In HEK-293 cells expressing hOXTR-376C-EGFP, the maximal [Ca²⁺]_i increase was obtained at 10⁻⁷ M (159 ± 3.8% (n = 31); Figure 4A,B). At concentrations higher than 10⁻⁹ M, the OXT-induced increase in [Ca²⁺]_i was significantly reduced (Figure 4A,B). These data suggested that the rs35062132 variations (R376G/C) might alter the OXTR-mediated changes in the intracellular calcium concentrations.
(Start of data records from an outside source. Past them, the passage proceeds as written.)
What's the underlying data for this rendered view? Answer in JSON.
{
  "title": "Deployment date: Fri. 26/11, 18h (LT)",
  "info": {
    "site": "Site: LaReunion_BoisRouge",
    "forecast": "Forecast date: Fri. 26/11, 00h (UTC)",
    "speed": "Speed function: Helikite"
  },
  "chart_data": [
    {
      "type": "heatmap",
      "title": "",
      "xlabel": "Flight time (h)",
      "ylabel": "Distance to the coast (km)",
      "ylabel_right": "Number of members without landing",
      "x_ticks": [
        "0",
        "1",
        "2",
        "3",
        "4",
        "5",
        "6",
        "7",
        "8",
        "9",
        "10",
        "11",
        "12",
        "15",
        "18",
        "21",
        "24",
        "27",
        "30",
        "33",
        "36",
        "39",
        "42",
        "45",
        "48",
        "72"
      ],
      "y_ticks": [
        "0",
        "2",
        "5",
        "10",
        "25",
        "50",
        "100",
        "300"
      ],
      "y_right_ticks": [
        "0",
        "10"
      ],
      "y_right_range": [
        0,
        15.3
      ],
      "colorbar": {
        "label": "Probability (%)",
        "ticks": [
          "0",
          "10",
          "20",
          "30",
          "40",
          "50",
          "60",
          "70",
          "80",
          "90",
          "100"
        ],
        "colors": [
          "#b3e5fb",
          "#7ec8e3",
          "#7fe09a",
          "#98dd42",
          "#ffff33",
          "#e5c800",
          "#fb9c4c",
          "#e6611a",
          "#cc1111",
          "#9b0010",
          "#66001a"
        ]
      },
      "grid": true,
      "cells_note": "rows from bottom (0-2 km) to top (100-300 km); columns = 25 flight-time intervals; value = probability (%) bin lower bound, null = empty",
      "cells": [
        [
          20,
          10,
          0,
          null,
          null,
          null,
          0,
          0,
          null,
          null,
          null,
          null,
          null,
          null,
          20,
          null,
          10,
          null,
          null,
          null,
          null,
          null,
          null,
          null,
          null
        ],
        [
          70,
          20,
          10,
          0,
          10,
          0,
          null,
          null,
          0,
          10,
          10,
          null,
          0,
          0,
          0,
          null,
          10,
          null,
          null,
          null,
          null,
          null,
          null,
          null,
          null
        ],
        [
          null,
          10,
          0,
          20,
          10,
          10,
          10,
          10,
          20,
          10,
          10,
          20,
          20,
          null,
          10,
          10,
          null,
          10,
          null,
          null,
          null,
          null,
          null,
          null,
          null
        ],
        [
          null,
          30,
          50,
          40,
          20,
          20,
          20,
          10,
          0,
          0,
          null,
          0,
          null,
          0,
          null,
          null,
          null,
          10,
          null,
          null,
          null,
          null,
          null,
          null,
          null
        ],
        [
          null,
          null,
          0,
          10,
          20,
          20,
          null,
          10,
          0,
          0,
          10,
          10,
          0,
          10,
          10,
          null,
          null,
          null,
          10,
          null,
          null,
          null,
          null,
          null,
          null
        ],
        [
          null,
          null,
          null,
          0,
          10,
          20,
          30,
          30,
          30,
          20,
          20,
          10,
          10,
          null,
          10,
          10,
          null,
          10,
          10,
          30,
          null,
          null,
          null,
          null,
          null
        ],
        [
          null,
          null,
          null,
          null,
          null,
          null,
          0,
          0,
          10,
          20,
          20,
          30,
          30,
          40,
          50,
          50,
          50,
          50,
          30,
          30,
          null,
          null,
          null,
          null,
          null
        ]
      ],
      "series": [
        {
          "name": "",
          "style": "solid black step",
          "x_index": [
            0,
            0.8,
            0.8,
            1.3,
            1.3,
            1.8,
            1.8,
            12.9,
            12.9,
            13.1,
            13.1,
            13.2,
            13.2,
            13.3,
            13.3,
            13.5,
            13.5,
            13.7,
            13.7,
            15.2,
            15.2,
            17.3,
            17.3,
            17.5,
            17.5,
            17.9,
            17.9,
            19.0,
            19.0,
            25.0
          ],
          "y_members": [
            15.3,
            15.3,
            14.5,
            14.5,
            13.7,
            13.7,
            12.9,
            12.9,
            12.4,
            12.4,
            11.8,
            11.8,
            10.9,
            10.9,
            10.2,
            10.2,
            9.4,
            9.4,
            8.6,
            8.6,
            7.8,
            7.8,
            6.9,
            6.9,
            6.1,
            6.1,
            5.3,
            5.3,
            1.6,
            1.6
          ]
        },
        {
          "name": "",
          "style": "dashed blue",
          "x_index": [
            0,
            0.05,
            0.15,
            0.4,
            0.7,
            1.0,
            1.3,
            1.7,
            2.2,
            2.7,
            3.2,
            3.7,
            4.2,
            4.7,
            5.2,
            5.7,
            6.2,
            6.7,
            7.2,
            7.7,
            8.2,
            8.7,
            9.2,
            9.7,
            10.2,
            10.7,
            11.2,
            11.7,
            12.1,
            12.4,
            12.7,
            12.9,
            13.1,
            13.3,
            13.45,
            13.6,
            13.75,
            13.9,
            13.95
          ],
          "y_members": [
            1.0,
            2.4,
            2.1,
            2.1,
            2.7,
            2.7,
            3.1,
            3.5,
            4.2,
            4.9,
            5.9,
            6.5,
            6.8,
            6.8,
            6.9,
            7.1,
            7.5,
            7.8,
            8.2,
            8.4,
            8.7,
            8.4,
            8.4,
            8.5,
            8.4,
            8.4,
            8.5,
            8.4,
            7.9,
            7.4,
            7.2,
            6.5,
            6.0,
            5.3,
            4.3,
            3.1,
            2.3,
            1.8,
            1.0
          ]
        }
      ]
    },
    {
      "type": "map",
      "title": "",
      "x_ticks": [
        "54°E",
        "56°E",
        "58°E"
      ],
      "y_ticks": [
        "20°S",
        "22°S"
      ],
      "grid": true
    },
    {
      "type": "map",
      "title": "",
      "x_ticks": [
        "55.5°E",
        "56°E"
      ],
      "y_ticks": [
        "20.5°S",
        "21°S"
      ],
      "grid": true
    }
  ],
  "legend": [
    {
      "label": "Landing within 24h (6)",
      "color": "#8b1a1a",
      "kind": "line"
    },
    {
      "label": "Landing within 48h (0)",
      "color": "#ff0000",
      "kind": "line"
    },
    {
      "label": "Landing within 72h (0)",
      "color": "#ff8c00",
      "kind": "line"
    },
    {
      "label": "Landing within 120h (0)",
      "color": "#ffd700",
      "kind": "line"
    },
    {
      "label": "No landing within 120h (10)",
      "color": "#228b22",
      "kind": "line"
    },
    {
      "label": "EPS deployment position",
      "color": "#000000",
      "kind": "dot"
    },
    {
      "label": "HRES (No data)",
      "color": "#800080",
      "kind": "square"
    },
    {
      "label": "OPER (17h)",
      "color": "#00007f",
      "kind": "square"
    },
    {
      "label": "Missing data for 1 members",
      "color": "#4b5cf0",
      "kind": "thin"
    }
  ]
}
IP₃ is known to mediate OXT-induced increase in [Ca²⁺]_i levels. Therefore, we investigated whether the amino acid substitutions could affect IP₃ production. As shown in Figure 5, in HEK-293 cells expressing hOXTR-376R-EGFP, 100 nM OXT elicited an increase in IP₃ level within initial 10 s; this increase was maintained for 30 s and the level returned to its basal value after 3 min. Mock-transfected cells did not show any changes. The cells expressing hOXTR-376G-EGFP and hOXTR-376C-EGFP also stimulated IP₃ production. During the whole period of 3 min after OXT application, IP₃ production in cells expressing hOXTR-376G-EGFP was not statistically different compared with hOXTR-376R-EGFP (P = 0.1705, F(1, 217) = 1.89; two-way ANOVA), whereas cells expressing hOXTR-376C-EGFP showed significantly smaller IP₃ production (P = 0.003, F(1, 210) = 9.01; two-way ANOVA). During the initial 5 to 30 s after OXT application, a slight but significant drop from the maximum IP₃ levels was observed in these cells, compared with the values for hOXTR-376R-EGFP (P = 0.0210, F(1, 107) = 5.49 for hOXTR-376G-EGFP; P = 0.0209, F(1, 103) = 5.5 for hOXTR-376C-EGFP; two-way ANOVA).